Before joining Bread for the World, the German Protestant development service that is part of the Act Alliance, in September 2015 Müller-Frank worked in lobbying and communications for different civil society organizations and networks. Some of the issues she engaged in were related to public health and environmental protection in Mali.

“I was also engaged as an advisor to lobby and advocacy campaigns of the West African Fisheries Federation and the food campaign of the Fellowship of Christian Councils in West Africa,” explains Müller-Frank.

She notes that, “We cannot overcome the hunger and poverty in the world without changing our life styles and our economic activities. Raising awareness for this is a key objective of the work of Bread for the World.”

Germany is the world’s third biggest virtual water importer, just behind the United States and China. And Brazil is the number one exporting country of virtual water to Germany, especially agricultural products - soya bean, for the meat industries, coffee, sugar and biofuels, Müller-Frank says.

“Also, more than 20 percent of the paper and cardboard used in Germany comes from Brazilian eucalyptus plantations. In parallel to the increasing consumption of paper by popular mail-order services in Germany, monoculture plantations destroy natural vegetation with disastrous consequences for water resources in Brazil,” she says.

More and more water flows into the industrial production of food, the production of consumer goods and energy. Through wasting, contamination, weather extremes of climate change, lack of water has become a curse to many people who regularly suffer from droughts, floods, pollution.

Water conflicts between communities and countries are on the rise and are causing migration and wars. It is a major concern for all of humanity. Issues of distribution, social and environmental justice are at the heart of the solution to end the protracted water crisis.

“Many churches and faith-based organizations in Germany are concerned and labor on the issue of food and water justice,” says Müller-Frank.

“Beyond the celebration of creation worship, churches encourage a lifestyle that upholds the core values of justice and sustainability – the ‘ethics of sufficiency’ or the ‘ethics of enough’. Many churches and faith based organizations maintain social and environmental procurement practices and engage in dialogue with policy makers.”

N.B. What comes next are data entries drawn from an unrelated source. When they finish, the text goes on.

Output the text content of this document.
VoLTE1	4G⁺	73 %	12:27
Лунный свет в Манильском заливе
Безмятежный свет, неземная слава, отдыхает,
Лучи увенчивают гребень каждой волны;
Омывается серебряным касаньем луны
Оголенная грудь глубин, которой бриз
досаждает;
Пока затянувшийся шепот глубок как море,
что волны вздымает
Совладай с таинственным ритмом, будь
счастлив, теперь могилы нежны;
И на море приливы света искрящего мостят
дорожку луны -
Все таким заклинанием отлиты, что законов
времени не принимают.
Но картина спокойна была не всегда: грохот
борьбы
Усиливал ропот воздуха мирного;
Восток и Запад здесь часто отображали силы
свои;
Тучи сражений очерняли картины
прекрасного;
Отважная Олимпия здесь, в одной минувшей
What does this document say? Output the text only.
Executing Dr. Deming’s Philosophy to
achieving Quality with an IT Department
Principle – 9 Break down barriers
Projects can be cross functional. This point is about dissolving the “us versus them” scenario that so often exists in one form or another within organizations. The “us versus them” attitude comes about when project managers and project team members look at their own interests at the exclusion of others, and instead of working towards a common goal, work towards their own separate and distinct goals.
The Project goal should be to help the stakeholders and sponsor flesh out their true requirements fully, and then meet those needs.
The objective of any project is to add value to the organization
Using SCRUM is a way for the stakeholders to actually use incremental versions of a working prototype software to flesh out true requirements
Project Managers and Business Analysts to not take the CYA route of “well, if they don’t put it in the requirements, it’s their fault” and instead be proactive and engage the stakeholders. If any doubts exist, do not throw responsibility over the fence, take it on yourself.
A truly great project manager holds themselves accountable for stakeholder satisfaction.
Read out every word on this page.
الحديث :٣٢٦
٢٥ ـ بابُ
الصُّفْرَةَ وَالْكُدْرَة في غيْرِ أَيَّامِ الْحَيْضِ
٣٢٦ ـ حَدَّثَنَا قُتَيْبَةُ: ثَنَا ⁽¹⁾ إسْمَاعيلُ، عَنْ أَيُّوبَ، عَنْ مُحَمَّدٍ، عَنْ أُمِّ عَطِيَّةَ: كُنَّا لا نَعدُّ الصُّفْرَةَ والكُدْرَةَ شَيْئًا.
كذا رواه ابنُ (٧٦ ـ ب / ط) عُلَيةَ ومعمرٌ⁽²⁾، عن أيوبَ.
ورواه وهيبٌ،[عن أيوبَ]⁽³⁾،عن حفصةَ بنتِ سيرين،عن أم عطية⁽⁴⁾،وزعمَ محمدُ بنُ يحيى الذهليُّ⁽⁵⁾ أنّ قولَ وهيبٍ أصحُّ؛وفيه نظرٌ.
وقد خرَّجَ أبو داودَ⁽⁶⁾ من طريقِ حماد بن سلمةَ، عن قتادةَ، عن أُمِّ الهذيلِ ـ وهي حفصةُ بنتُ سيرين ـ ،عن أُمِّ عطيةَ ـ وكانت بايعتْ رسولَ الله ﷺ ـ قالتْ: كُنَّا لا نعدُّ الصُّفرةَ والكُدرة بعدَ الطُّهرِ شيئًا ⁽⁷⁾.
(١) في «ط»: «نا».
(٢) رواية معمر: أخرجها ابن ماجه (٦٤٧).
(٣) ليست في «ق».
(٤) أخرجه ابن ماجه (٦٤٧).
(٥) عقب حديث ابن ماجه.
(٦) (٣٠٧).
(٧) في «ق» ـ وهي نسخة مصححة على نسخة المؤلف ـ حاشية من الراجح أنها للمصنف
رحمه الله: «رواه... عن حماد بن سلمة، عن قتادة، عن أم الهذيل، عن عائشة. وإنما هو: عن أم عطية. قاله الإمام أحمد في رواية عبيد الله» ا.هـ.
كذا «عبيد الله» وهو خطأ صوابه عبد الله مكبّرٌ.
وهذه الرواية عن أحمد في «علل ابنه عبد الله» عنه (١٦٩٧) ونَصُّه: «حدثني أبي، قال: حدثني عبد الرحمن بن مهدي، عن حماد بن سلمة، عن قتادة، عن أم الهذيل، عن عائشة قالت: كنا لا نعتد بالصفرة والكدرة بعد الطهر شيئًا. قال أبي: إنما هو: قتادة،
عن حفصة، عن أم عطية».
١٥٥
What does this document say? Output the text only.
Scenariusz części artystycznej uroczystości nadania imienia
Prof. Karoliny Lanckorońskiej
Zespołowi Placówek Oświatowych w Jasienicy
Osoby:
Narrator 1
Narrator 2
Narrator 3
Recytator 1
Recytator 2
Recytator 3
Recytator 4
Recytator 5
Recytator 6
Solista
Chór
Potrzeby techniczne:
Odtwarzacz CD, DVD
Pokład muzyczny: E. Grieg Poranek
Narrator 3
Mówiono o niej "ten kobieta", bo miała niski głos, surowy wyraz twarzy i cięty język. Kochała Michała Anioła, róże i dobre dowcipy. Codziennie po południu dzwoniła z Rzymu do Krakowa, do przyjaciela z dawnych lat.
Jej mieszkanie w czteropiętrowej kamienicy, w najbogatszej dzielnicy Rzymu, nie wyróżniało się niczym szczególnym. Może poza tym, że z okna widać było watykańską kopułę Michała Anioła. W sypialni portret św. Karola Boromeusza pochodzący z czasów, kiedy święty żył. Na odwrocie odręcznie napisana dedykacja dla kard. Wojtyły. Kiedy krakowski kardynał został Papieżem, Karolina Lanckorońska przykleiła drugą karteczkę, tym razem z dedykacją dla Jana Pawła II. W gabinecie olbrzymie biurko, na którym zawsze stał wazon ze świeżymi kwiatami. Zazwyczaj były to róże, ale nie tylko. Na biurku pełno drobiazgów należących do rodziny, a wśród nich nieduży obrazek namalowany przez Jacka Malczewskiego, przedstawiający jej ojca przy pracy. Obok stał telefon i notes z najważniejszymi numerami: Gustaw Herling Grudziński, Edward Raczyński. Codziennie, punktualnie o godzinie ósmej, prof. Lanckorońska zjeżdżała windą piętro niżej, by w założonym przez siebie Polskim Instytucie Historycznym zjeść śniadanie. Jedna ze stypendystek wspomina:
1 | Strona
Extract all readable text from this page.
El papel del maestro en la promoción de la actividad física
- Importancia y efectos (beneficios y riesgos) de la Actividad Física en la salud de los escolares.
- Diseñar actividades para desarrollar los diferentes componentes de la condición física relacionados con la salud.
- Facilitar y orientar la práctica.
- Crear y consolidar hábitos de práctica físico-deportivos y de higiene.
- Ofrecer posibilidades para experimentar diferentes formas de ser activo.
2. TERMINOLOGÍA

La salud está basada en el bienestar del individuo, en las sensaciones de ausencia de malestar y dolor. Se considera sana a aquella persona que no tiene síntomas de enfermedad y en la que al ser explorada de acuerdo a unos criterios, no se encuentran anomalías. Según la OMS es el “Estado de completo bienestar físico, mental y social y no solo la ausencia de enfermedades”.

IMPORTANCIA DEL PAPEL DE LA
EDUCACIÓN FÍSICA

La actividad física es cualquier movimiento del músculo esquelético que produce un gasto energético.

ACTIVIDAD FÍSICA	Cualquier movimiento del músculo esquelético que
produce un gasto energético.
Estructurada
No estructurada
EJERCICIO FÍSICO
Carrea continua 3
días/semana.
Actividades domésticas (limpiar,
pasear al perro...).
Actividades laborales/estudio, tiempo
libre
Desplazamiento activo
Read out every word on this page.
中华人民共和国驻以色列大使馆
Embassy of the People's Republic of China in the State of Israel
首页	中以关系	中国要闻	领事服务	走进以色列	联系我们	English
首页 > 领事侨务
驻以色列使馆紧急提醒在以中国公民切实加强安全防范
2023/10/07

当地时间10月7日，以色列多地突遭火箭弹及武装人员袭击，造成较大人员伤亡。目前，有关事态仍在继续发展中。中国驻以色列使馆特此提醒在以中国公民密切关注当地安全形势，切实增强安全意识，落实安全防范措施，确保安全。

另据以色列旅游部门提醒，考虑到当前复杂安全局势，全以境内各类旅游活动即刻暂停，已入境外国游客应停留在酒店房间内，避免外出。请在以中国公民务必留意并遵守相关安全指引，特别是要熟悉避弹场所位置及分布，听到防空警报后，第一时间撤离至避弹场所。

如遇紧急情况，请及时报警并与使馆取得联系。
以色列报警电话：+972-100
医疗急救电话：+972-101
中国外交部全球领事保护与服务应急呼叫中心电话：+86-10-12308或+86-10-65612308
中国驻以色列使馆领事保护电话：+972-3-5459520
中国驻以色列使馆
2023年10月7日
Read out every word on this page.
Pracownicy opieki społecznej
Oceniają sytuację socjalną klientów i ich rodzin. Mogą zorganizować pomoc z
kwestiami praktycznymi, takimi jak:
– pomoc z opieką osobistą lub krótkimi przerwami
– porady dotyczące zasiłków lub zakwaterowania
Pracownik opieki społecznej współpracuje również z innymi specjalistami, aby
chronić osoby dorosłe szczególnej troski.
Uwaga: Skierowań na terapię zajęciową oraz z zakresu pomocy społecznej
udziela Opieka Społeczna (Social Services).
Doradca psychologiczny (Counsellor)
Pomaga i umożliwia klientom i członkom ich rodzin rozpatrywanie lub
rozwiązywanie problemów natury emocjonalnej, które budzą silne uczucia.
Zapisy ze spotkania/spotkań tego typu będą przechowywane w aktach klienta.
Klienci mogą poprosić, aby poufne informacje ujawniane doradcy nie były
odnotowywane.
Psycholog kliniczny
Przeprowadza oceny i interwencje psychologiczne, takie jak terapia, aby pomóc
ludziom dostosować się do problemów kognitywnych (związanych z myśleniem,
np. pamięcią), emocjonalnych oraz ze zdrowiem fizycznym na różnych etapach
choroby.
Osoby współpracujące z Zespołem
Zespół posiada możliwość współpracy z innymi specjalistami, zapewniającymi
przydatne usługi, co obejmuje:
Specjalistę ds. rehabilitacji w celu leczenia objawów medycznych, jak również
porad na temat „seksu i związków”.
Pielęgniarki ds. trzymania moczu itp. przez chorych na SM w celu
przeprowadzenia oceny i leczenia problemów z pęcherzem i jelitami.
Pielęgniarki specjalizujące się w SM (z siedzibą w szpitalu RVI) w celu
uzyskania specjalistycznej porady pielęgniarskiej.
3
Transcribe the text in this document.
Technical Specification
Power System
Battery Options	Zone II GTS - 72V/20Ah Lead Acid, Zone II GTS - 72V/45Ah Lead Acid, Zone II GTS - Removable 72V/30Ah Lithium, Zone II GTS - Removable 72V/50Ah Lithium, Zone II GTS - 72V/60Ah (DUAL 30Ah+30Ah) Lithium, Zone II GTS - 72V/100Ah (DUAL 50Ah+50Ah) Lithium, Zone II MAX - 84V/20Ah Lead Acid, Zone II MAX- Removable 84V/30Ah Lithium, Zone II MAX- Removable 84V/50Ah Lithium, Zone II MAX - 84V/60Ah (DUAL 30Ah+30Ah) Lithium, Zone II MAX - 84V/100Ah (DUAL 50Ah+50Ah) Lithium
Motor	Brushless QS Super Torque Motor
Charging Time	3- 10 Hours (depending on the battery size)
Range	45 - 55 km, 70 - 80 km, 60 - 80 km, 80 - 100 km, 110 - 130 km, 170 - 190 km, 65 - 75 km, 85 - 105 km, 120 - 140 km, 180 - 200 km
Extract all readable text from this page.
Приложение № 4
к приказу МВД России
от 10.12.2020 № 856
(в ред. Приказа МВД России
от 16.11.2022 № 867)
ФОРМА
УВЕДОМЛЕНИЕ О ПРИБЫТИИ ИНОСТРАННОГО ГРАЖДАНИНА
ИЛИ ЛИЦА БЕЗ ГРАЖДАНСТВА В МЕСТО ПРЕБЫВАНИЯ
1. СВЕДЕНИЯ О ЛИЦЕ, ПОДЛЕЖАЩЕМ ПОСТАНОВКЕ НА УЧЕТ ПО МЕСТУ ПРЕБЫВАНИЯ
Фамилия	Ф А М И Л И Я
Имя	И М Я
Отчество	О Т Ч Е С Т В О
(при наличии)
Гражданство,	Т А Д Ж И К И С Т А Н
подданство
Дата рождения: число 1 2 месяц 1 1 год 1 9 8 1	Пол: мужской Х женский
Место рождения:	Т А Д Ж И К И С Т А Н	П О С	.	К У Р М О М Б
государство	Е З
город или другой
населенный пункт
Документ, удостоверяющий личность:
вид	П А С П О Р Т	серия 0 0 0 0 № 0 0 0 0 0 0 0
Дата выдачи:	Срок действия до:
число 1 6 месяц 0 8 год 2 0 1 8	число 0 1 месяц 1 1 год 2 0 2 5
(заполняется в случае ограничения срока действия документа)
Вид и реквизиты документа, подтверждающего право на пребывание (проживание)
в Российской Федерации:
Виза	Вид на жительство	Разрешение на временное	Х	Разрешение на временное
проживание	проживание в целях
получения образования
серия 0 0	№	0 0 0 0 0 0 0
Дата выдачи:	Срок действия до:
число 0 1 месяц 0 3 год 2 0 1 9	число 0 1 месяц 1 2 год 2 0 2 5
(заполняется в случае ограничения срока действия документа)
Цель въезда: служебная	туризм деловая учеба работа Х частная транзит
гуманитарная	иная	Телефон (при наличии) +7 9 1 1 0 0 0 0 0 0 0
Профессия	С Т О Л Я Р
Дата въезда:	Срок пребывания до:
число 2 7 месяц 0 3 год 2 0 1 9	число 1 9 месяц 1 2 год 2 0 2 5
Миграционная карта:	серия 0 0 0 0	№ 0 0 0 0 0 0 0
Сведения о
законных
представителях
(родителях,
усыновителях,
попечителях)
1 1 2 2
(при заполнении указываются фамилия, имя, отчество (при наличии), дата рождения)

Explaining her affirmation and vision for the EWN, she said, “the network is a powerful vector and raises awareness of the ongoing human rights violations towards vulnerable populations and expose their claims for sustainable solutions.”

“The network together with  Bread for the World can provide visibility and room for political engagement for its partner organizations grounded in local level struggles laboring for sustainable farming practices and food security”, she added.